Wednesday, October 2, 2013

I was able to have a Carnation Instant Breakfast with milk today, and when I got home from work tonight I was able to eat some dinner. Today was the most calories I have had in a week or so. At first it felt good to eat, to fill my stomach. It was like a relief. But now I'm sitting with it in my stomach and it's really uncomfortable and it's making me anxious and making me think of purging. But I won't do that. That's a fast track to a rock bottom for me. I can't give in to those urges.

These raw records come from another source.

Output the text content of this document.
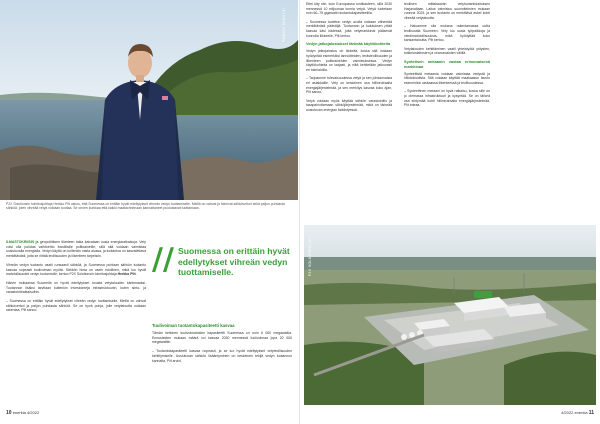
SAMULI SKANTSI
P2X Solutionsin toimitusjohtaja Herkko Plit uskoo, että Suomessa on erittäin hyvät edellytykset vihreän vedyn tuottamiselle. Meillä on vahvat ja toimivat sähköverkot sekä paljon puhdasta sähköä, joten vihreää vetyä voidaan tuottaa. Se onnen kurkkaa että kaikki maatachnenaan kannattaneet puolustavat tuottamaan.

ILMASTOKRIISIN ja geopoliittisen tilanteen takia kaivataan uusia energiaratkaisuja. Vety voisi olla puhdas vaihtoehto fossiilisille polttoaineille, sillä sitä voidaan valmistaa uusiutuvalla energialla. Vedyn käyttö on kuitenkin vasta alussa, ja tuotantoa on kasvatettava merkittävästi, jotta se riittää teollisuuden ja liikenteen tarpeisiin.

Vihreän vedyn tuotanto vaatii runsaasti sähköä, ja Suomessa puhtaan sähkön tuotanto kasvaa nopeasti tuulivoiman myötä. Sähkön hinta on usein edullinen, mikä luo hyvät mahdollisuudet vedyn tuotannolle, kertoo P2X Solutionsin toimitusjohtaja Herkko Plit.

Hänen mukaansa Suomella on hyvät edellytykset nousta vetytalouden kärkimaaksi. Tuotannon lisäksi tarvitaan kuitenkin investointeja infrastruktuuriin, kuten siirto- ja varastointiratkaisuihin.

– Suomessa on erittäin hyvät edellytykset vihreän vedyn tuottamiselle. Meillä on vahvat sähköverkot ja paljon puhdasta sähköä. Se on hyvä pohja, jolle vetytaloutta voidaan rakentaa, Plit sanoo.

// Suomessa on erittäin hyvät edellytykset vihreän vedyn tuottamiselle.
Tuulivoiman tuotantokapasiteetti kasvaa

Tämän hetkinen tuulivoimaloiden kapasiteetti Suomessa on noin 6 000 megawattia. Ennusteiden mukaan määrä voi kasvaa 2030 mennessä tuulivoimaa jopa 20 000 megawattiin.

– Tuotantokapasiteetti kasvaa nopeasti, ja se luo hyvät edellytykset vetyteollisuuden kehittymiselle. Uusiutuvan sähkön lisääntyminen on keskeinen tekijä vedyn tuotannon kannalta, Plit arvioi.

10 enerkia 4/2022

Ettei käy niin, kuin Euroopassa tuntikauteen, sillä 2030 mennessä 10 miljoonaa tonnia vetyä. Vetyä tuotetaan noin 60–75 gigawatin tuotantokapasiteetilla.

– Suomessa tuotetun vedyn avulla voidaan vähentää merkittävästi päästöjä. Tuotannon ja kulutuksen pitää kasvaa käsi kädessä, jotta vetymarkkinat pääsevät kunnolla liikkeelle, Plit kertoo.

Vedyn jatkojalostukset tärkeää käyttökohteita

Vedyn jatkojalostus on tärkeää, koska sitä voidaan hyödyntää esimerkiksi lannoitteiden, terästeollisuuden ja liikenteen polttoaineiden valmistuksessa. Vedyn käyttökohteita on laajasti, ja niitä kehitetään jatkuvasti eri toimialoilla.

– Tarjoamme tulevaisuudessa vetyä ja sen johdannaisia eri asiakkaille. Vety on keskeinen osa hiilineutraalia energiajärjestelmää, ja sen merkitys kasvaa koko ajan, Plit sanoo.

Vetyä voidaan myös käyttää sähkön varastointiin ja tasapainottamaan sähköjärjestelmää, mikä on tärkeää uusiutuvan energian lisääntyessä.

teollisen mittakaavan vetytuotantolaitoksen Harjavaltaan. Laitos valmistuu suunnitelmien mukaan vuonna 2025, ja sen tuotanto on merkittävä askel kohti vihreää vetytaloutta.

– Haluamme olla mukana rakentamassa uutta teollisuutta Suomeen. Vety luo uusia työpaikkoja ja vientimahdollisuuksia, mikä hyödyttää koko kansantaloutta, Plit kertoo.

Vetytalouden kehittäminen vaatii yhteistyötä yritysten, tutkimuslaitosten ja viranomaisten välillä.

Syntetisen metaanin vastaa erinomaisesti markkinaa

Synteettistä metaania voidaan valmistaa vedystä ja hiilidioksidista. Sitä voidaan käyttää maakaasun tavoin esimerkiksi raskaassa liikenteessä ja teollisuudessa.

– Synteettinen metaani on hyvä ratkaisu, koska sille on jo olemassa infrastruktuuri ja kysyntää. Se on tärkeä osa siirtymää kohti hiilineutraalia energiajärjestelmää, Plit toteaa.

P2X SOLUTIONS OY
4/2022 enerkia 11
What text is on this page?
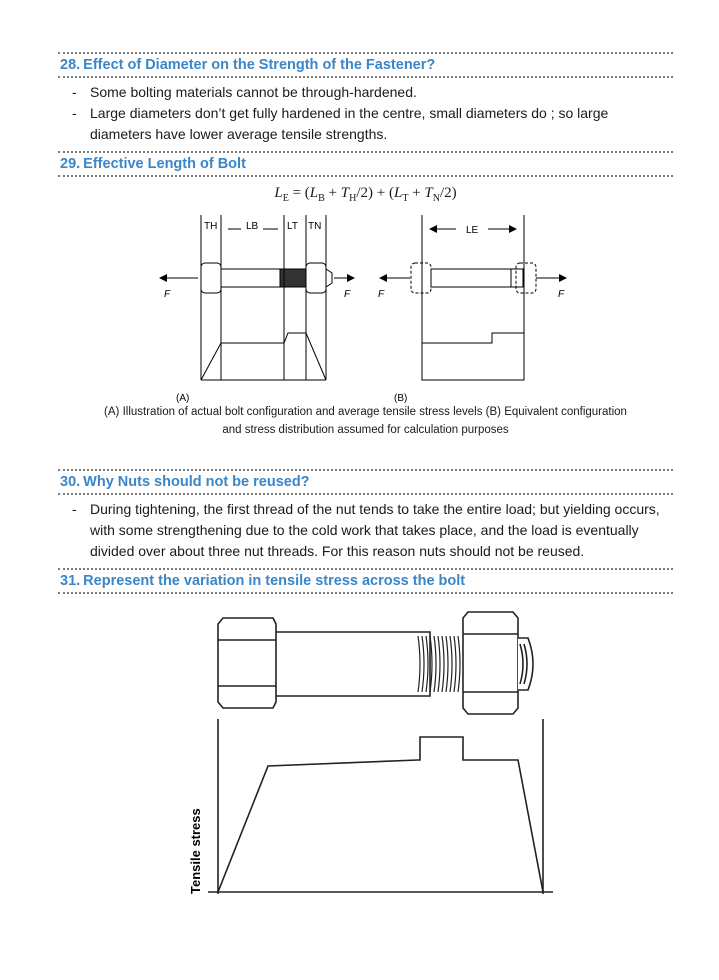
28. Effect of Diameter on the Strength of the Fastener?
- Some bolting materials cannot be through-hardened.
- Large diameters don’t get fully hardened in the centre, small diameters do ; so large diameters have lower average tensile strengths.
29. Effective Length of Bolt
$L_E = (L_B + T_H/2) + (L_T + T_N/2)$
TH	LB	LT TN	LE
F	F	F	F
(A)	(B)
(A) Illustration of actual bolt configuration and average tensile stress levels (B) Equivalent configuration and stress distribution assumed for calculation purposes
30. Why Nuts should not be reused?
- During tightening, the first thread of the nut tends to take the entire load; but yielding occurs, with some strengthening due to the cold work that takes place, and the load is eventually divided over about three nut threads. For this reason nuts should not be reused.
31. Represent the variation in tensile stress across the bolt
Tensile stress
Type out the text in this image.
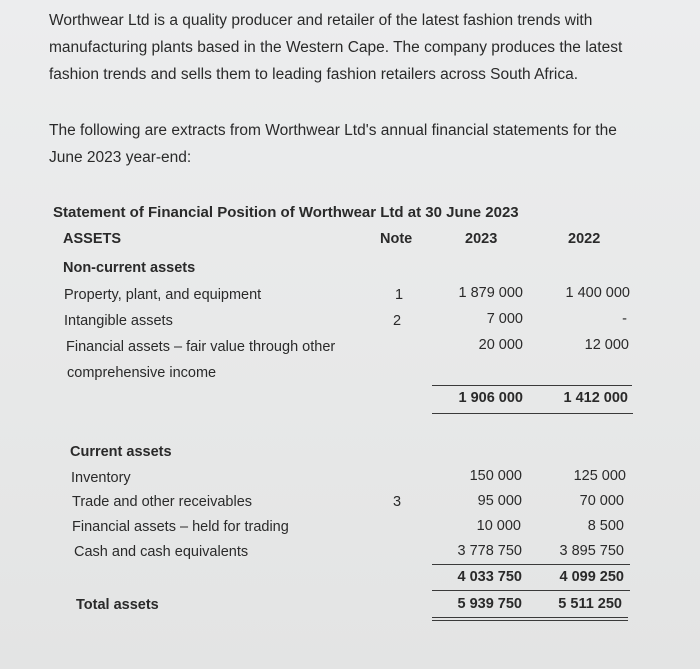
Worthwear Ltd is a quality producer and retailer of the latest fashion trends with manufacturing plants based in the Western Cape. The company produces the latest fashion trends and sells them to leading fashion retailers across South Africa.
The following are extracts from Worthwear Ltd's annual financial statements for the June 2023 year-end:
Statement of Financial Position of Worthwear Ltd at 30 June 2023
ASSETS	Note	2023	2022
Non-current assets
Property, plant, and equipment	1	1 879 000	1 400 000
Intangible assets	2	7 000	-
Financial assets – fair value through other
comprehensive income
20 000	12 000
1 906 000	1 412 000
Current assets
Inventory	150 000	125 000
Trade and other receivables	3	95 000	70 000
Financial assets – held for trading	10 000	8 500
Cash and cash equivalents	3 778 750	3 895 750
4 033 750	4 099 250
Total assets	5 939 750	5 511 250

I don't really like understand what's going on with me. I know my anxiety has been much higher lately due to all of the trauma work I have been doing. Especially in the past few weeks, I have been talking about some really intense trauma related issues. That's why when I saw my therapist yesterday I told her up front that I didn't want to talk about them in our session. I have been not handling the new and more intense information well. I have been dissociating again, and I have not felt grounded at all. It does make me anxious that my therapist is gone the rest of this week, as I usually see her twice a week. But I know I can make it. She's just the ONLY one who gets what is going on in my head.

I need to get myself back on track nutritionally but it feels really scary because I just feels like a gross person when I eat. I think about it way too much. It matters too much to me. I'm so concerned with my appearance. My weight is always the thing I'm most worried about, because it's so much higher than I ever, ever, ever thought it would be. But I have a lot of insecurities and people keep telling me that those who care about me don't care what I look like. But it matters to ME what I look like.

I just feel panic. I want to talk to my therapist.